Work in progress from Mike Leigh

Director Mike Leigh is renowned for making movies the hard way, as he tells Alison Jones.
Film maker Mike Leigh is notorious for his lengthy collaborations with actors.
Script and characters are literally a blank page at the start of the story-telling process, the words to be thrashed out through improvisation, the backgrounds meticulously researched over many months.
Even regular collaborators, like actor Jim Broadbent, say the experience, though rewarding, is too intense for him to contemplate working on back-to-back projects with Leigh.
What might not be so well known is that Leigh developed his singular method of working while at the Mac back in the mid-60s.
“I went to work in the Midland Arts Centre in Birmingham when it opened in 1965 and had the opportunity to start doing what I’d realised was what I wanted to experiment with – that writing and rehearsal could potentially be part of the same process,” explains Leigh.
“If I wrote scripts conventionally I’d sit in a room with a pen and paper or a word processor and I’d improvise onto it, then I would put order to it, then I would get actors to do it.
“I shift the whole process so I collaborate with the actors and create an environment in which they, once we have created the characters, then improvise and we explore situations and bring into existence the whole of the film.
“The journey of making the film is the journey of discovery as to what the film is.”
It means that, when they sign up for a Mike Leigh movie, his stars know next-to-nothing about it. Not the dialogue, not the plot structure, nor where their character fits into the grand scheme of things.
It is an approach that demands they place a great deal of trust in their director.
But with a back catalogue that includes such acclaimed films as Secrets and Lies, Vera Drake, Life is Sweet, Topsy-Turvy, Naked and Happy Go Lucky, as well as the Plays for Today series that includes Nuts in May and the near iconic Abigail’s Party, it is trust that is usually amply rewarded.
“They know that, broadly speaking, I know what I am doing or, if I don’t, own up to it. It is a mutual thing.
‘‘We go on this shared adventure together and it is very, very dangerous. It is a serious, dangerous, confronting, thorough experience.
“That being the case it is a very rich experience for everybody.”

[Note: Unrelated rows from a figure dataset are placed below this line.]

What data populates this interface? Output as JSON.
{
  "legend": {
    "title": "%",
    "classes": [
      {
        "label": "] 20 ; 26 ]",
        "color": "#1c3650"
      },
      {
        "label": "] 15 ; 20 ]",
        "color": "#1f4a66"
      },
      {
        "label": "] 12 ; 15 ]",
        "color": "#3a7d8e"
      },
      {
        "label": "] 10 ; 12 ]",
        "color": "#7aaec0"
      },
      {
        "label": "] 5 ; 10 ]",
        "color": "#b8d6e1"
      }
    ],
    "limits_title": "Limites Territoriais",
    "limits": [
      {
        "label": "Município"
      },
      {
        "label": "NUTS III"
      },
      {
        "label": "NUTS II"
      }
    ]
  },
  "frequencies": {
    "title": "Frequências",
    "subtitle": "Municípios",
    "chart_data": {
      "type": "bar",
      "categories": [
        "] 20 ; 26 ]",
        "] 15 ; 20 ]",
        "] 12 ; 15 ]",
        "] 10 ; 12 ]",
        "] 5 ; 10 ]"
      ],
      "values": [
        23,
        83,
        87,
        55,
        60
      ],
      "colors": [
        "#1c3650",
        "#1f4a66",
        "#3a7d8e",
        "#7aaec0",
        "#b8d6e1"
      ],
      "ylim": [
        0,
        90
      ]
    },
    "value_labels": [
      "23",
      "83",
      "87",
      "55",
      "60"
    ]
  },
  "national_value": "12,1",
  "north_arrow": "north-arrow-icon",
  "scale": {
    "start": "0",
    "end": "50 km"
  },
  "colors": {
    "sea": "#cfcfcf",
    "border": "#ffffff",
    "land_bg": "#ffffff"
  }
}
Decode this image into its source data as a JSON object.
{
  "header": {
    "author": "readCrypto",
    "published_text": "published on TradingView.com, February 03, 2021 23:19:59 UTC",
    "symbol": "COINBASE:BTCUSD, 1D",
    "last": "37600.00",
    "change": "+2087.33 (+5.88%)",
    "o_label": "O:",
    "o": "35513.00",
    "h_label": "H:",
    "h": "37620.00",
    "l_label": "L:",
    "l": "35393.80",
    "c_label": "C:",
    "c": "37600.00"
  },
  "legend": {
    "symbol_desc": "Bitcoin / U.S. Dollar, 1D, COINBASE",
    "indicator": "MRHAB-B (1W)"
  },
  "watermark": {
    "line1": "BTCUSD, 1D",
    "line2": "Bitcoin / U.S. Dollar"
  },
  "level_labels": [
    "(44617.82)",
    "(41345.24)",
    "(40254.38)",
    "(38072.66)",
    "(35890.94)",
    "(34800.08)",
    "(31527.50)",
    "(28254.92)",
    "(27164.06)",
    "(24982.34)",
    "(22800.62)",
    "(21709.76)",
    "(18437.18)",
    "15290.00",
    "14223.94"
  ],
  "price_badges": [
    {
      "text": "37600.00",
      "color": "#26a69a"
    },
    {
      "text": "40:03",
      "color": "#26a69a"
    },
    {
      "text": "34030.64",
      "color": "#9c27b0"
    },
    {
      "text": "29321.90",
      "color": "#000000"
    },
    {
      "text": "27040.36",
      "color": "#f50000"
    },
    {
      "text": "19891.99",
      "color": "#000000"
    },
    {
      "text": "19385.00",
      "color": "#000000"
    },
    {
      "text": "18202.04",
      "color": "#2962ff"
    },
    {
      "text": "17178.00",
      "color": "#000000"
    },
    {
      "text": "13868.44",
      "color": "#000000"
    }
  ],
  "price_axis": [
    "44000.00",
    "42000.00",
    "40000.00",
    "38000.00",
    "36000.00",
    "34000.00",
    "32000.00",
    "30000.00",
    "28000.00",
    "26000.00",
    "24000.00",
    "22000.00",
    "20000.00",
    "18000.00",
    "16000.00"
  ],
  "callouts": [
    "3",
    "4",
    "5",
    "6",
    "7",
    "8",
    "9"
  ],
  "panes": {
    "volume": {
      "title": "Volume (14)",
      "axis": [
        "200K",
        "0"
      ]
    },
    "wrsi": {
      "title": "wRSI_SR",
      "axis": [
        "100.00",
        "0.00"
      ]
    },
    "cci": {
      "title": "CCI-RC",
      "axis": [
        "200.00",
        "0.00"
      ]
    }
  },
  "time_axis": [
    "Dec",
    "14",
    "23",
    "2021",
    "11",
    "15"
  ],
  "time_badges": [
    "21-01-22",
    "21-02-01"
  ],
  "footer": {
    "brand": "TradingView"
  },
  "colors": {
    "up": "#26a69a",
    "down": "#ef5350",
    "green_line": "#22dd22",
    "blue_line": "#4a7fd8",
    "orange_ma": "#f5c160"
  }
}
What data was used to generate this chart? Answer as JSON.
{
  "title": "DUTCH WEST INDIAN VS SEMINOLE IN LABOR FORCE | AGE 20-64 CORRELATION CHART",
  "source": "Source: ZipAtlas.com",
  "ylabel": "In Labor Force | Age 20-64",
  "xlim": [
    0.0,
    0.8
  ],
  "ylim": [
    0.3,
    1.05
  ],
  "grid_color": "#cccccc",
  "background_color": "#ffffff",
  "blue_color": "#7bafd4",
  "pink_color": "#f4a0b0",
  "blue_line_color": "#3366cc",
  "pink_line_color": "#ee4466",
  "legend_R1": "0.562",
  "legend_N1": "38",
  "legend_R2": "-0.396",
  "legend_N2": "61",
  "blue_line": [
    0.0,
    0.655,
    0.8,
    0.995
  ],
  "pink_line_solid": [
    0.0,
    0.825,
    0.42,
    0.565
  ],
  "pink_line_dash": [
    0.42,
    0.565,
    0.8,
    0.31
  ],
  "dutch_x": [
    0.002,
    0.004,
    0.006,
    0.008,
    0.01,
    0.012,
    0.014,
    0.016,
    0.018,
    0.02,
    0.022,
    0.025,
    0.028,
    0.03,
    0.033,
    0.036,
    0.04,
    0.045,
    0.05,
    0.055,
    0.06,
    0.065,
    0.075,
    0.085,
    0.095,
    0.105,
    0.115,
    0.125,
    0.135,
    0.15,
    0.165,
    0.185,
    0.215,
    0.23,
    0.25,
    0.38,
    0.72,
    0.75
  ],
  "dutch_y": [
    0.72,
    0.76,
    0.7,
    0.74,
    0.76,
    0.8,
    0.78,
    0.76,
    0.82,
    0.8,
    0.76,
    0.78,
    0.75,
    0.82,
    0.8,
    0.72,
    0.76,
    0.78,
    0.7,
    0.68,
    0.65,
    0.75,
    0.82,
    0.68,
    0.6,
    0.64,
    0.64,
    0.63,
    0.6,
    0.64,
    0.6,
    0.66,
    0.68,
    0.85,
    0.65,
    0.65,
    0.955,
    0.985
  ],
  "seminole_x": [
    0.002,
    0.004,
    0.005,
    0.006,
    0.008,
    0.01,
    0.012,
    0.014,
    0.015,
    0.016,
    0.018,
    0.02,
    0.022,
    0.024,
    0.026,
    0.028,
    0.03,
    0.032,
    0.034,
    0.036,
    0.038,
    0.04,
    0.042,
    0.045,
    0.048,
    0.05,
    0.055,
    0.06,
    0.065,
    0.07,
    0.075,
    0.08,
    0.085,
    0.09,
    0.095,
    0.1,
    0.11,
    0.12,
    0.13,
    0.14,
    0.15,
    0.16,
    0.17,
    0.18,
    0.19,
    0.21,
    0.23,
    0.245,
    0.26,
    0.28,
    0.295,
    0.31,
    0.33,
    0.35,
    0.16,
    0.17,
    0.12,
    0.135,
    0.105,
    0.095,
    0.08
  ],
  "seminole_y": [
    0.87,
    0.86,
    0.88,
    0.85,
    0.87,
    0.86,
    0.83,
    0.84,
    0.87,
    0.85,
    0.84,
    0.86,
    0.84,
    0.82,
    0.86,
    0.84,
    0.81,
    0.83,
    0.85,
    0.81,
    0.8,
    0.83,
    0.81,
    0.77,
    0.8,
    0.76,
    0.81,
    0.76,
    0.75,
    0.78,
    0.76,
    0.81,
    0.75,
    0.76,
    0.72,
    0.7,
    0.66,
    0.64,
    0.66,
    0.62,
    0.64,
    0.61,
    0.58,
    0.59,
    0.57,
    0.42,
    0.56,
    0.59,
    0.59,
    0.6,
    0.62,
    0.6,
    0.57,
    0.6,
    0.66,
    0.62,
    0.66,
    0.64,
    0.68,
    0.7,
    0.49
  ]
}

He allows himself and his cast the luxury of an extraordinary amount of time to work on the project before the cameras even start rolling.
He acknowledges it is not a method that would sit well in Hollywood where he describes film-making as “an industrial process where everything is predetermined and pre-packaged”.
However, he feels it is far more rooted in the tradition of performance and, indeed, cinema.
“Long before anybody ever wrote down the script of a play, people were making drama in the way that I do.
“It is how films were made universally before the talkies came in. In the days of silent cinema people went out and created stuff. They got up every day and said ‘what shall we make up today?’ basically.”